Le genre est à la fois sensible et réactif à l'actualité et aux marques du moment, si bien que le contenu des spectacles évolue rapidement. «Si un sujet fait un très gros buzz, je l'inclus dans mon spectacle, confie Baptiste Lecaplain. Cela a été le cas avec le carton de Facebook. Et si un humoriste l'a déjà abordé, je cherche d'autres angles d'attaque que les siens. En ce moment, je travaille sur le rapport à l'Histoire de Facebook. Si ce réseau social avait existé pendant la Seconde Guerre mondiale, Staline aurait peut-être rejoint le groupe des “ce n'est pas parce que l'on porte une moustache que l'on est antisémite”…» À l'inverse, les thèmes démodés disparaissent immanquablement. «J'avais trois minutes de vannes sur la tecktonik et je les ai enlevées au début de l'année 2009, au moment où les gens riaient moins, note Baptiste Lecaplain. Autre exemple dans la télé-réalité, les vannes sur Mickaël Vendetta [candidat à La Ferme des célébrités en Afrique] seront hors de propos au bout d'un an.»

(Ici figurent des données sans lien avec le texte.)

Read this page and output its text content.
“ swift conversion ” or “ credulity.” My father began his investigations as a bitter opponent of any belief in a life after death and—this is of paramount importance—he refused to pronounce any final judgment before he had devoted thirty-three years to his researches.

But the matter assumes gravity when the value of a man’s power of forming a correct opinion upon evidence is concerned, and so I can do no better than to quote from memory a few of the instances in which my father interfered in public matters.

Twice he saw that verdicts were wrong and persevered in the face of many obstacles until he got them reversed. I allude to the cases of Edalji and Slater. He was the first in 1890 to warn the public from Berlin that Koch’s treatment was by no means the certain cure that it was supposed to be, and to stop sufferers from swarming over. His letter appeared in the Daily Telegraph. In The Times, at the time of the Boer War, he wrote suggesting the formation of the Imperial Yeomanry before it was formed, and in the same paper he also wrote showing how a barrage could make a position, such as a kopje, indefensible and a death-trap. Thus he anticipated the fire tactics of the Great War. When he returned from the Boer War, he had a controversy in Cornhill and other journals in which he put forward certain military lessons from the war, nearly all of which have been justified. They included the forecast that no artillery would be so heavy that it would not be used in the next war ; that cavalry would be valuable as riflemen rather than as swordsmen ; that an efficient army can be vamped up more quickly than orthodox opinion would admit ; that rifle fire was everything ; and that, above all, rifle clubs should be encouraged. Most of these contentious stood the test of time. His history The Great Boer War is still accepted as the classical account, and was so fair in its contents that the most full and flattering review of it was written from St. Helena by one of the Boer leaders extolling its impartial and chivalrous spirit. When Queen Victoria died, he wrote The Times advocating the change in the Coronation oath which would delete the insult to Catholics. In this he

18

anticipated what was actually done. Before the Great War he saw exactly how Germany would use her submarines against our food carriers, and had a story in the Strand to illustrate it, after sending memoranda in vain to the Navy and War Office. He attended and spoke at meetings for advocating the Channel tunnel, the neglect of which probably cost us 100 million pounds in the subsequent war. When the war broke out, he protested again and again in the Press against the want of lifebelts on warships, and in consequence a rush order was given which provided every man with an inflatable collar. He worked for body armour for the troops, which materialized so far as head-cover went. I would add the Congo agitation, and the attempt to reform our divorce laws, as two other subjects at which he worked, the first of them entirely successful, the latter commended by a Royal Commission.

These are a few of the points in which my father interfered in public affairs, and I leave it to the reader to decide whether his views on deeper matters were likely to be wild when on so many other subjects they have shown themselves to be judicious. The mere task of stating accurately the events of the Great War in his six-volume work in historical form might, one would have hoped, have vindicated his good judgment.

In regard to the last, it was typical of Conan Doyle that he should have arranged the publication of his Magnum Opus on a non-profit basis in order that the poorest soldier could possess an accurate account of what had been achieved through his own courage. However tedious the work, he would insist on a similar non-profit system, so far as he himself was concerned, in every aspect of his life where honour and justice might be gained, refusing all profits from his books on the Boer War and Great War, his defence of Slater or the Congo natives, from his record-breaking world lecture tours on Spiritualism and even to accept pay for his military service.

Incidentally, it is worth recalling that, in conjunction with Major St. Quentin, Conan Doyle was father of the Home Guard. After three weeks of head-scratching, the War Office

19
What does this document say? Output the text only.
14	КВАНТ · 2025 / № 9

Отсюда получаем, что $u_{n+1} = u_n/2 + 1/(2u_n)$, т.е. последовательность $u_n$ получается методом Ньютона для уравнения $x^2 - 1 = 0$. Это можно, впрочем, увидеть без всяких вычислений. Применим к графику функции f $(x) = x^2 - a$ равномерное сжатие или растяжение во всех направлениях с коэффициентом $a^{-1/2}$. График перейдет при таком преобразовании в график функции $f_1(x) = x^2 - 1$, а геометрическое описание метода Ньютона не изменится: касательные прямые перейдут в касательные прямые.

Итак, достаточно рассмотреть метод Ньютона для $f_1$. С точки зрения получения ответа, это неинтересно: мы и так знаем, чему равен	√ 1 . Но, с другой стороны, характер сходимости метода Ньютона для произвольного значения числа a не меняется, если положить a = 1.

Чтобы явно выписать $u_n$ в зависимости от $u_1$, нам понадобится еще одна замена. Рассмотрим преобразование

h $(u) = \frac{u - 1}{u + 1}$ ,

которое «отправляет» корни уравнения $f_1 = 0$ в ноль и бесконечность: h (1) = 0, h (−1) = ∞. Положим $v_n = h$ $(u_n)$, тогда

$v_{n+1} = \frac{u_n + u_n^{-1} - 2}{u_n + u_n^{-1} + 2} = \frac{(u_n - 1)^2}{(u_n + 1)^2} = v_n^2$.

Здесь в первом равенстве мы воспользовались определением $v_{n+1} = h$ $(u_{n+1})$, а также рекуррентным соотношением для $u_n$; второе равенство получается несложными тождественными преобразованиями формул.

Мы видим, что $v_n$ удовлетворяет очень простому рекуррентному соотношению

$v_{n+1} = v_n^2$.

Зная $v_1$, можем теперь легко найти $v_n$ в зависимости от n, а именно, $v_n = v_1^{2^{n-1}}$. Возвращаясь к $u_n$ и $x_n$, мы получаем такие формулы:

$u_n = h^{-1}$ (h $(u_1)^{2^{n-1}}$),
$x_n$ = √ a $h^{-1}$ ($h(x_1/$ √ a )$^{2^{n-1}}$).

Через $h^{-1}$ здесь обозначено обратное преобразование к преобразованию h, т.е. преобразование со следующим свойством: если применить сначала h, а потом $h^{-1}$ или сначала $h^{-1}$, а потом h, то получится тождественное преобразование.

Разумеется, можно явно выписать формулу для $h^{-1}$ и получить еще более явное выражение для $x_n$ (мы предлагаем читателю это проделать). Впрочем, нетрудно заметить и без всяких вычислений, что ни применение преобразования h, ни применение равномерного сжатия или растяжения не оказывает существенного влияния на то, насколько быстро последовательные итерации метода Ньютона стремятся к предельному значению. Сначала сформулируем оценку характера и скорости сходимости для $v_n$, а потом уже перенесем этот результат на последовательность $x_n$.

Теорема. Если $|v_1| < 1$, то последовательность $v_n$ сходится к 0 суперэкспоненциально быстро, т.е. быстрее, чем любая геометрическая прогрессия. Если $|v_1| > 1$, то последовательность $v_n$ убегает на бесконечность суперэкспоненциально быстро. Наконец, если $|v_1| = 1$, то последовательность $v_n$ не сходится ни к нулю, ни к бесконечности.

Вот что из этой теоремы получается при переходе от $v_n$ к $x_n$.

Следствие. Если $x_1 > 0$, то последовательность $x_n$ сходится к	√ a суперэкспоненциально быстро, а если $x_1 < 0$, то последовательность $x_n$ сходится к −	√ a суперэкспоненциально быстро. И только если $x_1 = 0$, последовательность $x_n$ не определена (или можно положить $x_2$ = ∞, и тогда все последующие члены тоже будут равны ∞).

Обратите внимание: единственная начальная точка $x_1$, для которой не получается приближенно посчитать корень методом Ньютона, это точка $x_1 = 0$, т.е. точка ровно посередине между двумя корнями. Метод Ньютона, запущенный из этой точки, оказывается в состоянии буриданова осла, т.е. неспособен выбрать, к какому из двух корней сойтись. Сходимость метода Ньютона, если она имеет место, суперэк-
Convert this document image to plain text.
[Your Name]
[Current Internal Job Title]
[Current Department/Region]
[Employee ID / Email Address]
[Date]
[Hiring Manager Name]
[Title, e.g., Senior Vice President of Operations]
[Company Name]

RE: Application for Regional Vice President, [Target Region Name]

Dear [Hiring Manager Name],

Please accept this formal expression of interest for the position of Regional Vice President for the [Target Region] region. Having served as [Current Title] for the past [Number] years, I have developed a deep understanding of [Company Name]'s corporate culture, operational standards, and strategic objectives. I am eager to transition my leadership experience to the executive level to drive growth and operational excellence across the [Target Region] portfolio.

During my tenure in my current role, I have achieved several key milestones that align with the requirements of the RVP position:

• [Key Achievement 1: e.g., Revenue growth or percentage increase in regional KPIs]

Rupture avec le comique traditionnel
L'art de la vanne est un ingrédient essentiel. Il permet de se rattacher aux conversations entre amis dans la vie quotidienne et d'être efficace devant son public. «Dans le stand-up, les vannes rythment le rire, assure le comte de Bouderbala. J'aborde les sujets en trois temps : je les présente, je les développe et je sors une vanne qui synthétise leur intérêt.» Un stand-up incisif doit maîtriser le sens de l'à-propos. «Les gens reçoivent un trop-plein d'informations, ils ont besoin de temps pour les digérer, analyse le comte de Bouderbala. Si tel n'est pas le cas le soir du spectacle, cela ne fonctionne pas.»
Souvent cité comme un précurseur de ce genre de spectacle en France, Guy Bedos n'a pas employé sa verve pour répondre à nos demandes. Dans un exercice d'auto-interview pour le Cirque d'hiver, à Paris, il disait à propos de la discipline : «J'ai été longtemps le Monsieur Jourdain de ce qu'on appelle la stand-up comedy, le stand-up, comme ils disent. Au fait, c'est Jamel Debbouze qui m'a appris l'expression, j'apprends l'américain avec les Arabes !» Par sa rupture avec les codes du comique traditionnel, le stand-up s'accompagne d'un effet générationnel. «Les jeunes qui ne se rendaient pas au théâtre pour des pièces de boulevard y vont pour voir du stand-up, remarque Christelle Graillot. Par exemple, le public de Baptiste Lecaplain est plutôt jeune. Les marques sont des références qui leur parlent et qu'ils aiment. Mais le phénomène s'étend aussi aux humoristes de stand-up qui sont de plus en plus jeunes. Mustapha El Atrassi [qui officie dans la matinale de NRJ] avait dix-sept ans à ses débuts et Kev Adams en a dix-huit. Malgré leur âge, leur regard sur la société est très aiguisé.»